Projecting Cultural Contacts

Projecting Cultural Contacts

A North East India festival was organised by the Indian Embassy in Bangkok, Thailand on July 27-29. Governments of the North Eastern States and a private Indian company M/s Trends MMS cooperated with the Indian Mission in making the event a success. The Ministry of External Affairs (MEA) obviously gave priority to this festival because Rajkumar Ranjan Singh, one of the three ministers of state in MEA went for its inauguration. The Thai government too gave it importance for it deputed deputy prime minister Jurin Laksanawisit to jointly inaugurate it with Singh. Significantly, the chief minister of Nagaland Neiphiu Rio and Meghalaya chief minister Conrad Sangma were in Bangkok for the event. Officials from other North Eastern states also participated in the festival.

This festival was a second ‘edition’ of an endeavour to build a close connect between the North Eastern States and South East Asia. Indeed a MEA press release of August 1 notes “…an academic seminar on historical connect between North East India and South East Asia was organised during the festival”. Over the past two decades India has not been shy in focussing, in fact it has emphasised, these historical connections which include ethnic connections too. While it can be argued that this is within the rubric of the projection of cultural contacts between the region and India it has to be acknowledged that it is not entirely subsumed between the contacts that contributed to Indian influence witnessed in monuments seen in Angkor Wat in Cambodia or in different versions of the Ramayana which is, in many cases, part of the current cultural traditions of some South Eastern countries.

There is another aspect of the Indian desire to enhance comprehensive interaction between the ASEAN world and the North East. In the initial decades after independence as separatist insurgencies took root in many parts of the North East the central government was keen to keep the area isolated from foreign influences. It took time to make administrative and political arrangements to counter the insurgencies being supported and encouraged by a number of inimical foreign forces. These arrangements took the form of, among other steps, the creation of new states to fulfil the aspirations of the distinct groups which inhabited this part of the country. As these states settled down the people of these states saw a future in becoming an active part of Indian national life, while maintaining their distinct traditions and culture. This led to a decline in separatist sentiment. It also led to a greater sensitivity and attention being shown to this important strategic area of the country in Delhi. The Modi government has added to this process which was already leading to shedding inhibitions of keeping the region isolated from South East Asia. It has to be acknowledged though that part of the difficulty lay in the deliberate isolation which Myanmar had imposed on itself and the violent unrest in some parts of Myanmar. And Myanmar is the gateway to provide, at least, land connectivity from the North East to South East Asia.

The North East festival featured as the MEA press release states “trade, investment and tourism promotion as well as people to people and academic exchanges between North East Indian States and Thailand”. All this falls in the ambit of India’s now Act East policy. Trade, investments and tourism promotion are all laudable objectives between this region of India and Thailand.
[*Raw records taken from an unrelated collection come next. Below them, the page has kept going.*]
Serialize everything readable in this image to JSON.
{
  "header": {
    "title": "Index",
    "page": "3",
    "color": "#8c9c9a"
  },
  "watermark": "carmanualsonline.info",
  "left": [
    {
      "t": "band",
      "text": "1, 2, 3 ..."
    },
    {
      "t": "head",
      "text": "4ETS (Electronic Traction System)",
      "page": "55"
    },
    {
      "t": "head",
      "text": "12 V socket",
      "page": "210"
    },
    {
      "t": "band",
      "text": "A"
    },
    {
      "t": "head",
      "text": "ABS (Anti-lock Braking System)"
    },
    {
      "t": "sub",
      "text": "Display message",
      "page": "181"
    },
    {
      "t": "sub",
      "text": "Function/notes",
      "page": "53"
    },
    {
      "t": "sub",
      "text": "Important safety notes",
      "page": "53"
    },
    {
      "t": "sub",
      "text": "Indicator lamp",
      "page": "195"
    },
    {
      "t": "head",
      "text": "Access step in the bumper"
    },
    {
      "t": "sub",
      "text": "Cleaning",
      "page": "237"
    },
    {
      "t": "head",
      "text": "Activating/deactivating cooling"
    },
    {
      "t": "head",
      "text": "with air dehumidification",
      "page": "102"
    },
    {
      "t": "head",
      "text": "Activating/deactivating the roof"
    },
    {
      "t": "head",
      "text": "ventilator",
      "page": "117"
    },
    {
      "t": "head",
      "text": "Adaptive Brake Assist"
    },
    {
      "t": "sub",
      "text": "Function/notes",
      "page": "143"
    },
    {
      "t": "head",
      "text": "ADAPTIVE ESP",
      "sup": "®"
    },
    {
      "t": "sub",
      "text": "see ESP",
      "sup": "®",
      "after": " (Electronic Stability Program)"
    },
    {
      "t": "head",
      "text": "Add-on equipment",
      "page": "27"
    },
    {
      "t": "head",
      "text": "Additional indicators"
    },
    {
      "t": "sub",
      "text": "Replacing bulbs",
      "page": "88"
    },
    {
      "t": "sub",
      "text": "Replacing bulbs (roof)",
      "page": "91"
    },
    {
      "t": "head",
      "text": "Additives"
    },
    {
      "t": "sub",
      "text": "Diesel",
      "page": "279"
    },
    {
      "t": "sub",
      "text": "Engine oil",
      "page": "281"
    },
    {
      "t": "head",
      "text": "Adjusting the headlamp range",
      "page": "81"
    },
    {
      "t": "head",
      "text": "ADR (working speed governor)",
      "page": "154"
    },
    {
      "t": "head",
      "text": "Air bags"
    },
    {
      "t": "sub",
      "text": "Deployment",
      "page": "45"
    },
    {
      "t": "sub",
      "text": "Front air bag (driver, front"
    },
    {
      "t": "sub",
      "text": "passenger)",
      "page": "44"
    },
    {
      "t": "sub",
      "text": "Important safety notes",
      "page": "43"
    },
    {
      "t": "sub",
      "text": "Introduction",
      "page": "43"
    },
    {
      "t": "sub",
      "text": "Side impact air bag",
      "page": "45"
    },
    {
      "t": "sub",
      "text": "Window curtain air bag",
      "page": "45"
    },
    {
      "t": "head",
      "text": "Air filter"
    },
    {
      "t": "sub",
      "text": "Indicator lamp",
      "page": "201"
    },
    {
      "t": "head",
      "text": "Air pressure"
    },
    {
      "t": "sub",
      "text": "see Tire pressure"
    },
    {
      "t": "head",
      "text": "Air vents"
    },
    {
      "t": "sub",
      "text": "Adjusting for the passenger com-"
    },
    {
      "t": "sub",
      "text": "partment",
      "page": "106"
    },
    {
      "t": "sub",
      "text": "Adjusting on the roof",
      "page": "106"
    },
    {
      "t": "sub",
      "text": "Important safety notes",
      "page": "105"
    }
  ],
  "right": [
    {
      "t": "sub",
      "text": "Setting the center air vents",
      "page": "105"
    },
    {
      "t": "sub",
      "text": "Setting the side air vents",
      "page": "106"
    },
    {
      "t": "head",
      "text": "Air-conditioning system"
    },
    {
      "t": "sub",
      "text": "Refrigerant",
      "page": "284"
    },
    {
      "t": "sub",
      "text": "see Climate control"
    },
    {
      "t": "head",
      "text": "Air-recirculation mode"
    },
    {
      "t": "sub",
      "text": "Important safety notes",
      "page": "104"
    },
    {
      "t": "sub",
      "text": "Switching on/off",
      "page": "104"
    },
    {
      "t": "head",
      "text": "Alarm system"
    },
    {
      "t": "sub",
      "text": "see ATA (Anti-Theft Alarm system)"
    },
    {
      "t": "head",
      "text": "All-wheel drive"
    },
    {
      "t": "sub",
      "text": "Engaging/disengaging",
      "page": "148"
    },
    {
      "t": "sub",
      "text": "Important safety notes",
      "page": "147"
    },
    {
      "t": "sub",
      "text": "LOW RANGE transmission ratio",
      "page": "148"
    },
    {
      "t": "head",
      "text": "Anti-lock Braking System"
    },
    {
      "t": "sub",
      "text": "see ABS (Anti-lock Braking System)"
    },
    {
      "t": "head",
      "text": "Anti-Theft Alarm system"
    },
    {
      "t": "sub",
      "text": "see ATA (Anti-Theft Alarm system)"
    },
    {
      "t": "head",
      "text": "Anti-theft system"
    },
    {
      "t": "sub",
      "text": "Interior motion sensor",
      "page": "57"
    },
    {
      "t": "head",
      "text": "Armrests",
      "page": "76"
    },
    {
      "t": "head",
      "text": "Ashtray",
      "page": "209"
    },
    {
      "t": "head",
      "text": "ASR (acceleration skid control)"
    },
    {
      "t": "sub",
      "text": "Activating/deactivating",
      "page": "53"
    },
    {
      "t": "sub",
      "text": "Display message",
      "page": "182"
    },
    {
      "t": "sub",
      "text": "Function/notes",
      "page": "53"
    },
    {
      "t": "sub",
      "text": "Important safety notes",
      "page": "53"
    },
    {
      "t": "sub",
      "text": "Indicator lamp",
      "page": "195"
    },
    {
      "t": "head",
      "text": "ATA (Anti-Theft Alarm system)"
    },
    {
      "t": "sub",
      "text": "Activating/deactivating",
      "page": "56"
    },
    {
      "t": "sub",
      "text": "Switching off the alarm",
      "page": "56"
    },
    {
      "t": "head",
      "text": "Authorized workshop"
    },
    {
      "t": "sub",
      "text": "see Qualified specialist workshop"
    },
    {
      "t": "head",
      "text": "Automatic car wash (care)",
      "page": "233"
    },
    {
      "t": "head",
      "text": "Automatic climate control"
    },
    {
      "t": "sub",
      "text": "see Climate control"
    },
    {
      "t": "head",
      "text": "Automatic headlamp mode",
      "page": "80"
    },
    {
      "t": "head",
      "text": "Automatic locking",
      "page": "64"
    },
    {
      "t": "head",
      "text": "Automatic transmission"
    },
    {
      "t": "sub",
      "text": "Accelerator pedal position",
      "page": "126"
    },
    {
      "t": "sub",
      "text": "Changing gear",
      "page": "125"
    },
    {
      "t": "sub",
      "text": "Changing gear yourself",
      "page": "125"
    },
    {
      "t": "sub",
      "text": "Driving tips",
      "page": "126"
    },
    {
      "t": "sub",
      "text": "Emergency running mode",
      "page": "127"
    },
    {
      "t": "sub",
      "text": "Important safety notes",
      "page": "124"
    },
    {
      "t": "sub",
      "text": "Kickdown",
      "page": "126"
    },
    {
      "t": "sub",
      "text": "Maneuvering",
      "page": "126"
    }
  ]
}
In fact the Ahom people of Assam have close connections with the Thai people. Both trace their origin to the Thai speaking people who lived in the south west China. They migrated southwards from there about a thousand years ago. One group went towards what is now Thailand and parts of Laos while another towards north eastern India. There are similarities in the current language of the Thais and the Ahom but naturally their evolution through a thousand years has been different. However, a sense of affinity among some Thais and some Ahom people remain.

While the connections between the North East and Thailand should be encouraged relations between this region and other ASEAN countries should also be actively pursued. This is especially in the areas of trade and investments. This requires a fillip to be given to the India-Myanmar-Thailand trilateral highway. As this writer has previously noted the present political situation in Myanmar where the generals are conducting themselves in a reprehensible manner towards the countries democratic forces should not be allowed to come in the way of pursuing this most important connectivity project.

There is one more aspect of the North East festival which deserves attention. It is the association of a private Indian company with it. Details of the role played by the company have not been made known by the Indian embassy. It should be done so that controversies do not emerge later. During the festival the MEA states that “a large number of artists, craftsmen, businessmen/exhibitors, tour operators, scholars and academicians from the North Eastern states of India participated in the festival”. How was their participation arranged? If the private company played a role, it should become transparent. In the past the Indian Council of Cultural Affairs was the nodal agency to make arrangements for such participation. The government also established inter-ministerial groups for this purpose. Now if private companies are performing even partly a co-ordinating role, then that should be clarified for endeavours such as this festival serve Indian foreign policy interests and should not become controversial. This writer is making this point by way of abundant caution to prevent any shadow of doubt to fall on such laudable initiatives as this undertaken by the Indian embassy in Bangkok.

Disclaimer: The views and opinions expressed in this article are the personal opinions of the author. The facts, analysis, assumptions and perspective appearing in the article do not reflect the views of GK.